WHEN Scottish voters go to the polls in the autumn of 2014, they will want to know what they are voting for.

Ever since the subject of EU membership was first raised by Labour MSP Catherine Stihler in May 2011, Scottish Government ministers have conveyed the impression that continued membership is a given. Deputy First Minister Nicola Sturgeon has insisted that it is a "cast-iron position" that an independent Scotland would not have to rejoin the EU or adopt the euro. That certainty now looks far from convincing. The situation became yet murkier yesterday following an article in the Spanish newspaper El Pais suggesting that European Vice-President for Justice Viviane Reding believes an independent Catalonia would have to re-apply to the EU, even if the separation was by mutual consent with Madrid.

If that is the case, it carries clear implications for Scotland in the event of a Yes vote in 2014. Alex Salmond must have been glad that he had another engagement when Labour raised the whole issue of his handling of this business at Holyrood yesterday and demanded a judicial inquiry. Once again Ms Sturgeon was left to defend her Government's position, insisting there was no contradiction between Mr Salmond's statements about ministers seeking legal advice and her own admission last week that they had done no such thing.

The only thing that is clear about EU membership in an independent Scotland is that it is unclear. (A recent conference at Edinburgh University came to the same conclusion.) It is unlikely that Scotland could not be an EU member if it asked to be but there are issues about timing and terms. At least one of the SNP's backbenchers appeared to concede this yesterday.

This is a real challenge for the Yes campaign because this issue is like a court case in which different standards of proof apply to the two sides. While the independence lobby needs to provide incontrovertible proof of its contention about uninterrupted membership, its opponents only need to demonstrate reasonable doubt to inflict serious damage on the Yes campaign.

The SNP has sought to close down debate on this issue by implying that ministers had been advised that there is nothing to worry about. Now that doubts have been raised, the longer that Mr Salmond allows doubts to persist, the bigger the stick it hands to his opponents to beat him with. Continued silence on this issue would imply that he has not received the advice he was hoping for.

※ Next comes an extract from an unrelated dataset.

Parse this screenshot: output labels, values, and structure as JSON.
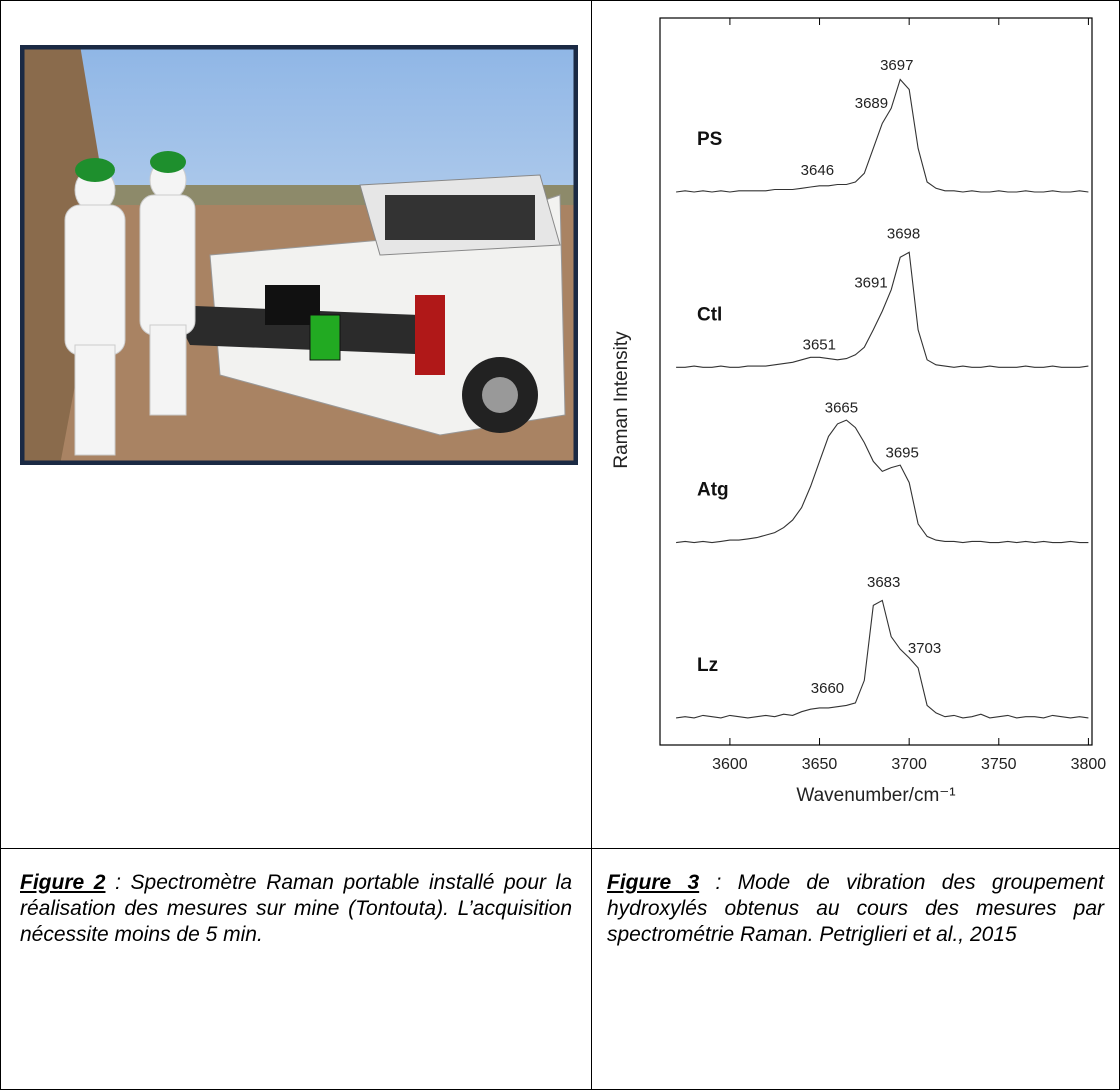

Of course, given the depth of the eurozone crisis, by the time any such negotiations take place, they may have been overtaken by events. The euro may have been consigned to history and the EU itself may be facing an existential crisis.

However, the SNP cannot rely on this, which is why it is in ministers' own interests to settle this question as best they can. Otherwise, many of those currently wavering will opt for no change over a leap into the unknown.